Take It Easy was conceived as a remembrance of the World War II era by one who had lived through it. This structure allows for a unique view of that time. Rather than presenting a bland recitation of battles, names, treaties and events, in Take It Easy we see it transformed into speech, costume, music, and dance. The book examines archetypes, motivations, mores, and home front activities in vignettes that capture and recreate the essence of the time. This re-creation makes it far easier to grasp the reality of the era, and provides a more complete understanding, rather than one that eludes us; for it rests on a nostalgia which is the remembering of those elements of the past that bring its reality back to the people who lived through it. Although 60 years later the manners, mores, and values of the ’40s seem innocent, even naive, the author sought to create a book that would allow the audience to tap into that era.
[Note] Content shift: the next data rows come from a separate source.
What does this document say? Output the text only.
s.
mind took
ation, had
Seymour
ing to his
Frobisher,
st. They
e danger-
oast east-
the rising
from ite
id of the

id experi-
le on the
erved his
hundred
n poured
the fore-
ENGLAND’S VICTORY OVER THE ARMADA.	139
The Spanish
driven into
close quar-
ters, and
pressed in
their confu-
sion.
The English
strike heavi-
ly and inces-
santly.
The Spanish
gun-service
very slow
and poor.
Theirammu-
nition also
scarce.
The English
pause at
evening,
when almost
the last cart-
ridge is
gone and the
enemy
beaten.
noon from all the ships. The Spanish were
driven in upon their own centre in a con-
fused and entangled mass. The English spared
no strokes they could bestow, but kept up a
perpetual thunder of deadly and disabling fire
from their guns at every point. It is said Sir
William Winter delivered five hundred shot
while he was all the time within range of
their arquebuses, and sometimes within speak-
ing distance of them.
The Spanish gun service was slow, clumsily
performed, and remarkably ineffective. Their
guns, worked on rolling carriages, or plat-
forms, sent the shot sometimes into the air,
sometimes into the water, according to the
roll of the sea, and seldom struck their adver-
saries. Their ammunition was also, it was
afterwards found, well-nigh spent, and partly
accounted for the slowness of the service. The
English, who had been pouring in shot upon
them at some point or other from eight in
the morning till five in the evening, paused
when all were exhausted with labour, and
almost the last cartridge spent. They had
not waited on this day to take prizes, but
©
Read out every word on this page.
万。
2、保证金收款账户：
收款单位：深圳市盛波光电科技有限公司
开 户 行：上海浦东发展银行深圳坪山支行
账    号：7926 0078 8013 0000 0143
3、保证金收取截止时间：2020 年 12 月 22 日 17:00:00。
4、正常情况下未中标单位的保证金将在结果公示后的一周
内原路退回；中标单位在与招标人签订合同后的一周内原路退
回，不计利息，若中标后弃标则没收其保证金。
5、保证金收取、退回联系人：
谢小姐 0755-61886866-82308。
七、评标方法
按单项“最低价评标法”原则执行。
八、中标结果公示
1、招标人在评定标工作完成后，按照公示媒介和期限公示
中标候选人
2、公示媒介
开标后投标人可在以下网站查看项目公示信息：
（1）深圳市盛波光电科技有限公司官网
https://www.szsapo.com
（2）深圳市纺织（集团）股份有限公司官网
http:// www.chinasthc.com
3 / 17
The first draft – complete with songs, lyrics and libretto – was completed in 1988, and there followed a period of extensive revision and discussion with potential producers. Critique, as well as public presentation of parts of the work came from a number of organizations, including the Musical Theater Wing of the Washington DC Playwrights Forum and the Piedmont Society for the Lively Arts. 

Take It Easy opened off-Broadway at the Judith Anderson Theatre on March 8, 1996. It attracted thousands of theater goers as its scheduled run was twice extended. Take It Easy's 103 performances elicited audience members to write letters of praise to both author and company. The response to the work was overwhelming. After each performance many from the audience were eager to talk to any member of the staff in order to share their emotional responses to this event. It was a portion of their lives or the lives of their families that had not been presented to them in any other form.